Contos para a madrugada
Espíritos negros


         Hesitante ele demora alguns minutos para chegar ao terraço. Seu terno cinza e sapatos lustrosos denunciam seu padrão de vida. O mundo dos negócios tirou dele o convívio da família, parentes e amigos. Hoje o seu único amigo é o dinheiro e a fama. Alves cresceu muito no ramo de transportes coletivos. É dono de uma das maiores empresas de ônibus do estado.
         Agora Alves sobe as escadas se segurando no corre mão com força. Ele para e olha para trás – por quê não subi de elevador? – tarde demais. Agora resta apenas um andar para chegar ao terraço.
         A vista é maravilhosa, encantadora. Alves para e respira fundo. O empresário já esteve ali á alguns meses. Pra falar a verdade passou a noite ali com a amante se enchendo de vinho e conhaque, pra não falar em cocaína e outras drogas. Ele afrouxa a gravata e se aproxima do beiral. Que manhã linda. Mais uma vez ele olha para trás, parece esperar por alguém e esse alguém surge no vão da escada:
         - Decisão tomada Alves?
         - Sim. – responde um pouco hesitante.
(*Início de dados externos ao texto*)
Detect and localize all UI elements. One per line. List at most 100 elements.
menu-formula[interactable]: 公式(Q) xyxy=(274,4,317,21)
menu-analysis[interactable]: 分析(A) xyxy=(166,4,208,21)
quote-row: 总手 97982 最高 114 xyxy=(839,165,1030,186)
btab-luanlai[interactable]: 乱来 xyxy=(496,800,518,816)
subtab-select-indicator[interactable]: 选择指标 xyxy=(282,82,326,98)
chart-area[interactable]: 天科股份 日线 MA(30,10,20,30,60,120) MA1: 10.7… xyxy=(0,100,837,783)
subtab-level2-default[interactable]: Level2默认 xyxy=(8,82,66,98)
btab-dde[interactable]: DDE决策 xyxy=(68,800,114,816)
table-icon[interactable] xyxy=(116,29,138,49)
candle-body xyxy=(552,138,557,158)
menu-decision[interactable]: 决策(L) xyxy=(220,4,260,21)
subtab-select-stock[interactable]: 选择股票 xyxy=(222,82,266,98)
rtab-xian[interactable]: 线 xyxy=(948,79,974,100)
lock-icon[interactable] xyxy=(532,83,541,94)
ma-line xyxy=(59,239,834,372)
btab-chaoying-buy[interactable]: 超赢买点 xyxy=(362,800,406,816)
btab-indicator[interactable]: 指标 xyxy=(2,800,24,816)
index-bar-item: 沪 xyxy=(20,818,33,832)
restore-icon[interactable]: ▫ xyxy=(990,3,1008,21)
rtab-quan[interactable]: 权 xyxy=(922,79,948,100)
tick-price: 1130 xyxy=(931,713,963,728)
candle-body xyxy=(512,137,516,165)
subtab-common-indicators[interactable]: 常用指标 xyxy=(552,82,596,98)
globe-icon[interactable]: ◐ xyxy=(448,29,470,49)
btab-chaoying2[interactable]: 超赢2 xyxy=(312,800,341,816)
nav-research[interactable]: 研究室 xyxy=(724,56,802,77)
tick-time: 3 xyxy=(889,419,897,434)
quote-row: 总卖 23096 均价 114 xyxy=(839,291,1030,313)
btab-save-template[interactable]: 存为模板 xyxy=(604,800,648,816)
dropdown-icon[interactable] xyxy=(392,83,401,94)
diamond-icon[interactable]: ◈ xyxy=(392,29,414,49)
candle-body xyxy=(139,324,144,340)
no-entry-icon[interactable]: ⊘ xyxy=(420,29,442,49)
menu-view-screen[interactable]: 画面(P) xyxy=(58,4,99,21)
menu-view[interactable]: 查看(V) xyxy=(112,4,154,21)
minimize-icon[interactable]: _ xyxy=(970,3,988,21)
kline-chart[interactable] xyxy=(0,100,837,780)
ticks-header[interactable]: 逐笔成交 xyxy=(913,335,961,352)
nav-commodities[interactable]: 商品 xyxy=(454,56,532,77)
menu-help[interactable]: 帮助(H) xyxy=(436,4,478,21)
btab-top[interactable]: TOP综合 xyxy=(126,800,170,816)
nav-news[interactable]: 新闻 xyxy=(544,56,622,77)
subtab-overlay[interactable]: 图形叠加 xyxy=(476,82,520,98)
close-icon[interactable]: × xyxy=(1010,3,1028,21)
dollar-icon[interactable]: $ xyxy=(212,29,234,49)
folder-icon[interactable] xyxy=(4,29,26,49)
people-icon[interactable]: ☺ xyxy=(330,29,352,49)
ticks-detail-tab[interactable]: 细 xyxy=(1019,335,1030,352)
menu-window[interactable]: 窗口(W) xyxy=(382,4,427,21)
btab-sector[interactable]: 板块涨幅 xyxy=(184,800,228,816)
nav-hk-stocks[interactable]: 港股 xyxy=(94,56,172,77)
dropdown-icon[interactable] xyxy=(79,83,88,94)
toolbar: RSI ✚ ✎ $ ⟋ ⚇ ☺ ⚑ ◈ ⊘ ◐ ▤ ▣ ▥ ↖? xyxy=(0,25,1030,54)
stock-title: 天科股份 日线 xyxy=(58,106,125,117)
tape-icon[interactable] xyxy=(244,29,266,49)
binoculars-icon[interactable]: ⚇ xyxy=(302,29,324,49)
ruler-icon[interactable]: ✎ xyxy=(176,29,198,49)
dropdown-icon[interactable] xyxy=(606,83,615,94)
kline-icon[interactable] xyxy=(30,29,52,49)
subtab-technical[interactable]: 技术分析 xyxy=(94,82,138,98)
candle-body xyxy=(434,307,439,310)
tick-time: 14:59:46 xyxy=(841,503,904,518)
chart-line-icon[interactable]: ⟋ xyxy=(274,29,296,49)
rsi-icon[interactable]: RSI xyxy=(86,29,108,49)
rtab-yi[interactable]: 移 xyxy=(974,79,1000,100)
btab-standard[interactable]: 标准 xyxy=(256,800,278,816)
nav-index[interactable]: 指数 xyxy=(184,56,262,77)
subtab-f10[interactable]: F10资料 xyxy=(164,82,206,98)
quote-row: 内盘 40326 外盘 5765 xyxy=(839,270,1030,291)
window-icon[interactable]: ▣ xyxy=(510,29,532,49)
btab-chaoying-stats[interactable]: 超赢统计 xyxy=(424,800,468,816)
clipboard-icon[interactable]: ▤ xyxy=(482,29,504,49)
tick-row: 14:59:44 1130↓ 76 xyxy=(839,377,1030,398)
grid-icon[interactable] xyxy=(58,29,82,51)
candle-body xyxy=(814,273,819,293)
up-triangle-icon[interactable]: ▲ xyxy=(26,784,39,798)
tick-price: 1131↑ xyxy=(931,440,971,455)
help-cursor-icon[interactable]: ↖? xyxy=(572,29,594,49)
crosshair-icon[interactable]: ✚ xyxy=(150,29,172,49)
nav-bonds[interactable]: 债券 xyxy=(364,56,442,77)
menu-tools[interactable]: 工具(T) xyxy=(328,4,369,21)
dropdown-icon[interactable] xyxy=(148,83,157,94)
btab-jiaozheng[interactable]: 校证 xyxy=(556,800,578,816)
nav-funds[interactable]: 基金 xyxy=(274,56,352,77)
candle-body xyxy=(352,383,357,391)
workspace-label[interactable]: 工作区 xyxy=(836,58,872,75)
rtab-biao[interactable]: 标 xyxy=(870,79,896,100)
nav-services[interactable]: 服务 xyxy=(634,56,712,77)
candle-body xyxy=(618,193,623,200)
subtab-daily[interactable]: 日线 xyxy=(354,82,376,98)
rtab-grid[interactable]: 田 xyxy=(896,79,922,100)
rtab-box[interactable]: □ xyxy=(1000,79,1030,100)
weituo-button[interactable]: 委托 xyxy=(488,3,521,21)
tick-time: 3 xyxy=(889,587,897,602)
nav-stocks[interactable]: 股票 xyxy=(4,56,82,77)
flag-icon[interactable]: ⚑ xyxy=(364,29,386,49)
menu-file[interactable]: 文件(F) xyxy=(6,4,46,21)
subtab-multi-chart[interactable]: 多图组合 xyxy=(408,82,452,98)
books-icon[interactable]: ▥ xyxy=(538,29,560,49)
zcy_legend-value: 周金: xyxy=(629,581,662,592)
         - Então faça. – a pessoa também se aproxima do beiral.
         - Pode deixar.
         Sem dificuldade Alves sobe no beiral de proteção e abre os braços. A pessoa sorrir.
         - Isso, rumo à liberdade, sem problemas, sem dividas.
         Alves fecha os olhos e uma única lágrima escorre no olho direito. A pessoa se irrita.
         - Como assim? Você e quer voltar atrás?
         - Não, claro que não.
         Alves se prepara para pular quando outra pessoa surge no vão da escada.
         - Carlos? – grita Lucia. – o que faz aqui em cima sozinho, alias, o que faz ai em cima do beiral, quer se matar por um acaso?
         - Diga o que você quer Lucia.
         - Você tem uma reunião importante agora pela manhã com seus fornecedores, todos lhes esperam.
         Alves bufa e olha para a pessoa a seu lado.
         - Diga a eles que já estou indo.
         Lucia se ausenta e Alves olha ao redor e a pessoa já não está mais ali.

         Depois da reunião Alves descobriu que deve além daquilo que pensava. Trancado no banheiro e sentado no vaso sanitário ele alisa a calvície . Ao olhar para o box ele vê a pessoa de braços cruzados.
         - Então, você não vai suportar tanta pressão, o que lhe resta fazer então?
         - O que me sugere então?
         - Na gaveta tem uma lâmina que você comprou para se barbear, para ficar com sua amante, use-a.
         Com as mãos trêmulas ele abre a gaveta e apanha a lâmina. Arregaça as mangas do paletó e corta o pulso direito. Em seguida o esquerdo e se joga no chão do box aguardando a morte chegar.